Contract designed for HUBZone
GSA is creating a contract specifically for IT vendors certified under SBA's HUBZone program
The General Services Administration on Dec. 7 announced the creation of the first governmentwide contract specifically for information technology vendors certified under the Small Business Administration's Historically Underutilized Business Zones (HUBZone) economic development program.
GSA's Federal Technology Service plans to release the solicitation in January for the five-year, multiple-award governmentwide acquisition contract (GWAC), which FTS will manage from its Small Business Solution Development Center in Kansas City, Mo.
The new contract will offer products and services in several areas, including Internet services, call centers, distance learning, videoconferencing, contingency planning and information assurance. GSA will award at least three, and no more than 10, contracts for each functional area.
The HUBZone program started in 1998 as a way to boost economically distressed areas by awarding federal contracts to businesses located in those areas. Among the requirements to qualify, a business' main office must be located in a HUBZone — an area with high unemployment, low income or on a federally recognized American Indian reservation.

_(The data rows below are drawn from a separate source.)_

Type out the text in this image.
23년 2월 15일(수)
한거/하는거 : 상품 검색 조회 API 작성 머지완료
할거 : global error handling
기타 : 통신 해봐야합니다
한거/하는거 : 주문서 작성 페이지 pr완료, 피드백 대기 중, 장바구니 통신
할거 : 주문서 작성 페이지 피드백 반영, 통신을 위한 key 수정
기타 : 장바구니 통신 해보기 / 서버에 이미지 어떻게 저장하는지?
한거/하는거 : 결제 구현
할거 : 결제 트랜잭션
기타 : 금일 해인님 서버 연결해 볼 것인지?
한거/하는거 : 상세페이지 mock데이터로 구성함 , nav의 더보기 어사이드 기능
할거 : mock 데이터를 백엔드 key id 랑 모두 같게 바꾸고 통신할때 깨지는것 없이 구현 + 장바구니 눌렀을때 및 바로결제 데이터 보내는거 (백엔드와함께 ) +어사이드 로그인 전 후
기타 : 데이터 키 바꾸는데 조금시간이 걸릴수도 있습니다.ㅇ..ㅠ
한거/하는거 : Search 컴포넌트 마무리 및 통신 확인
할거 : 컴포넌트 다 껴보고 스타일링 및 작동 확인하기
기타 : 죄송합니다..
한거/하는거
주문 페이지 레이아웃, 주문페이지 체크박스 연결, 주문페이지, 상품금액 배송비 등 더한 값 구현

Since last year, all federal agencies are required to use the HUBZone program to fulfill small business contracting requirements. Of the 23 percent of federal contracting dollars that must go to small businesses, currently 2.5 percent — about $5 billion, according to SBA — must go to HUBZone contractors. That requirement will top out at 3 percent in fiscal 2003.
Agencies have fallen short on the HUBZone contracting requirement every year since the program's establishment in 1997, according to GSA. Creating a central vehicle for agency contracting officers to use to meet the federal requirement will make it easier for officials to meet the requirement in the IT area, according to the GSA release.